Author: Russell Shor, Senior Industry Analyst, GIA Carlsbad

All rights reserved. Intellectual Property: Gemological Institute of America

Reports from the luxury sector offer good news . . . and bad. The good news is that sales of luxury goods, including 2+ ct diamonds and top colored stones, are rebounding sharply from the lows of last year. The bad news is that they still have a long way to go — perhaps as long as two years — before they return to 2007 levels.
Illustrating this trend are the Swiss watch manufacturers, who report that demand for their watches (generally priced higher than $1,500) increased 13% through the first quarter of 2010. Since first-quarter 2009 was a disaster, a double-digit increase was an easy goal. Manufacturers say they have another 13% to go before equaling 2007 results, and that won’t happen before 2012.

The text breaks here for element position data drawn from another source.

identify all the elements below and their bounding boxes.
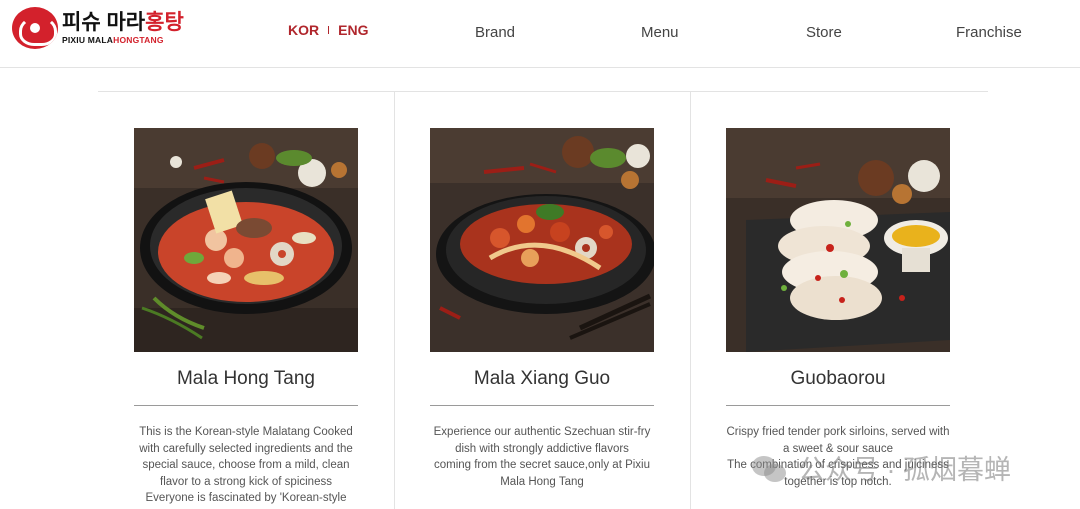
watermark-text: 公众号 · 孤烟暮蝉 bbox=[798, 455, 1011, 485]
brand-logo[interactable]: 피슈 마라홍탕 PIXIU MALAHONGTANG bbox=[12, 7, 184, 49]
dish-description: Experience our authentic Szechuan stir-f… bbox=[433, 426, 651, 488]
dish-photo-mala-hong-tang[interactable] bbox=[134, 128, 358, 352]
logo-english-name: PIXIU MALAHONGTANG bbox=[62, 34, 164, 45]
dish-image bbox=[726, 128, 950, 352]
dish-title: Guobaorou bbox=[790, 368, 886, 389]
dish-image bbox=[134, 128, 358, 352]
watermark: 公众号 · 孤烟暮蝉 bbox=[752, 448, 1011, 487]
menu-card-guobaorou[interactable]: Guobaorou Crispy fried tender pork sirlo… bbox=[690, 92, 986, 509]
nav-brand[interactable]: Brand bbox=[475, 24, 515, 41]
dish-photo-mala-xiang-guo[interactable] bbox=[430, 128, 654, 352]
title-underline bbox=[726, 405, 950, 406]
site-header: 피슈 마라홍탕 PIXIU MALAHONGTANG KOR ENG Brand… bbox=[0, 0, 1080, 68]
title-underline bbox=[430, 405, 654, 406]
dish-photo-guobaorou[interactable] bbox=[726, 128, 950, 352]
title-underline bbox=[134, 405, 358, 406]
logo-emblem-icon bbox=[12, 7, 58, 49]
chat-bubble-icon bbox=[752, 454, 786, 482]
dish-title: Mala Hong Tang bbox=[176, 368, 316, 389]
language-switcher: KOR ENG bbox=[288, 22, 368, 38]
lang-divider bbox=[328, 26, 330, 34]
menu-card-mala-xiang-guo[interactable]: Mala Xiang Guo Experience our authentic … bbox=[394, 92, 690, 509]
logo-korean-name: 피슈 마라홍탕 bbox=[62, 10, 184, 34]
nav-store[interactable]: Store bbox=[806, 24, 842, 41]
nav-franchise[interactable]: Franchise bbox=[956, 24, 1022, 41]
dish-title: Mala Xiang Guo bbox=[473, 368, 611, 389]
nav-menu[interactable]: Menu bbox=[641, 24, 679, 41]
dish-image bbox=[430, 128, 654, 352]
dish-description: This is the Korean-style Malatang Cooked… bbox=[139, 426, 353, 504]
lang-eng-link[interactable]: ENG bbox=[338, 22, 368, 38]
logo-wordmark: 피슈 마라홍탕 PIXIU MALAHONGTANG bbox=[62, 12, 184, 45]
lang-kor-link[interactable]: KOR bbox=[288, 22, 319, 38]
menu-card-mala-hong-tang[interactable]: Mala Hong Tang This is the Korean-style … bbox=[98, 92, 394, 509]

Top-quality gems have done surprisingly well at auction, with a number of well-publicized triumphs such as the 5.16 ct De Beers Millennium Blue diamond, a GIA-graded Fancy Vivid blue IF that sold for $6.4 million at Sotheby’s April 7 Hong Kong sale. A 28.28 ct heart-shaped D-Fl diamond sold for nearly $3.8 million ($133,000 per carat) at the Christie’s April 22 New York auction, and the Catherine the Great Emerald brooch went for $1.65 million at the same sale. Yet the market remains selective, and a number of significant gems have gone unsold at recent auctions — including a 0.82 ct Fancy purplish red diamond.
Granted, some dealers and consignors were probably asking “tomorrow’s prices” for some of these stones — the reserve on the purplish red diamond was reportedly near $1 million per carat — but it does demonstrate that today’s luxury buyer is extremely discerning and will be for quite some time.